The protagonist, ironically dubbed "Mark Spitz," after the great Olympic Swimmer, reflects on the stragglers:
They were safe in their houses.  In front of the televisions, of course, a host of this type biding their time until the electricity came back on, the problem was solved, and the program resumed where it had stopped.  All the time in the world.  Their lives had been an interminable loop of repeated gestures; now their existences were winnowed to this discrete and eternal moment...
And later, on the plague's impact on his own emotional state:
The world stalled out at his edges.  Sometimes he had trouble speaking to other people, rummaging for language, and it seemed to him that an invisible layer divided him from the rest of the world, a membrane of emotional surface tension.  He was not alone. 'Survivors are slow or incapable of forming new attachments,' or so the latest diagnosis droned, although a cynic might identify this as a feature of modern life merely intensified or fine-tuned with the introduction of the plague.

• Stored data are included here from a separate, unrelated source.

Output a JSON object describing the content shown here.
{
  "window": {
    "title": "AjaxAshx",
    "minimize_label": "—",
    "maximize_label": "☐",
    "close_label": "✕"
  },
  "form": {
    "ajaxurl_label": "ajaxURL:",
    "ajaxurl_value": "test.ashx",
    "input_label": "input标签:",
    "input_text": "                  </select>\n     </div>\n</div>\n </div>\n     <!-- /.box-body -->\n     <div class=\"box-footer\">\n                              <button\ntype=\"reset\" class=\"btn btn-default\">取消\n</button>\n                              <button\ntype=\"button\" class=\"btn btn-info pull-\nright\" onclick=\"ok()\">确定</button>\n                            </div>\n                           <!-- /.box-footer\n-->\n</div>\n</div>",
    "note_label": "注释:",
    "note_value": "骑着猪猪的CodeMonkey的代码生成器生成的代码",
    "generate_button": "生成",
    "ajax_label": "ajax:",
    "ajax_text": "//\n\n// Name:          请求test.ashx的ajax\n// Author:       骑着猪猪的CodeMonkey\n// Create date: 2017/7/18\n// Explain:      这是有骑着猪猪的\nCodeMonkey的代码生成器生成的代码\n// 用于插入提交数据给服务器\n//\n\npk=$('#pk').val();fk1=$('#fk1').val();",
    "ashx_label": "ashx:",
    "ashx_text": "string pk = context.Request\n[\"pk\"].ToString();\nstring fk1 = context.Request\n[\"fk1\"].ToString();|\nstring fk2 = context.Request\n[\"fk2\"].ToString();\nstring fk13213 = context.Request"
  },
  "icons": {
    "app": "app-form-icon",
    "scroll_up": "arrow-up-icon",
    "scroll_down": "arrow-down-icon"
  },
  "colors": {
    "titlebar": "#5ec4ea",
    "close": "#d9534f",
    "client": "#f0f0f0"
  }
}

"Mark Spitz" succeeds in this impossible situation.  He is a survivor not because he is exceptional -- he isn't -- not because is he particularly brave or strong or smart or noble.  He succeeds because the zombie plague reduces everyone to total mediocrity.  The skels staggering around are pathetic.  They are weak and slow and dumb, only dangerous because they are so infectious and so very, very numerous.

There are moments of gore, but they are not the point.  This is not disaster-porn, not horror for the sake of conjuring disgust and revulsion.  It is a cerebral novel, with a great deal to say about us and our condition.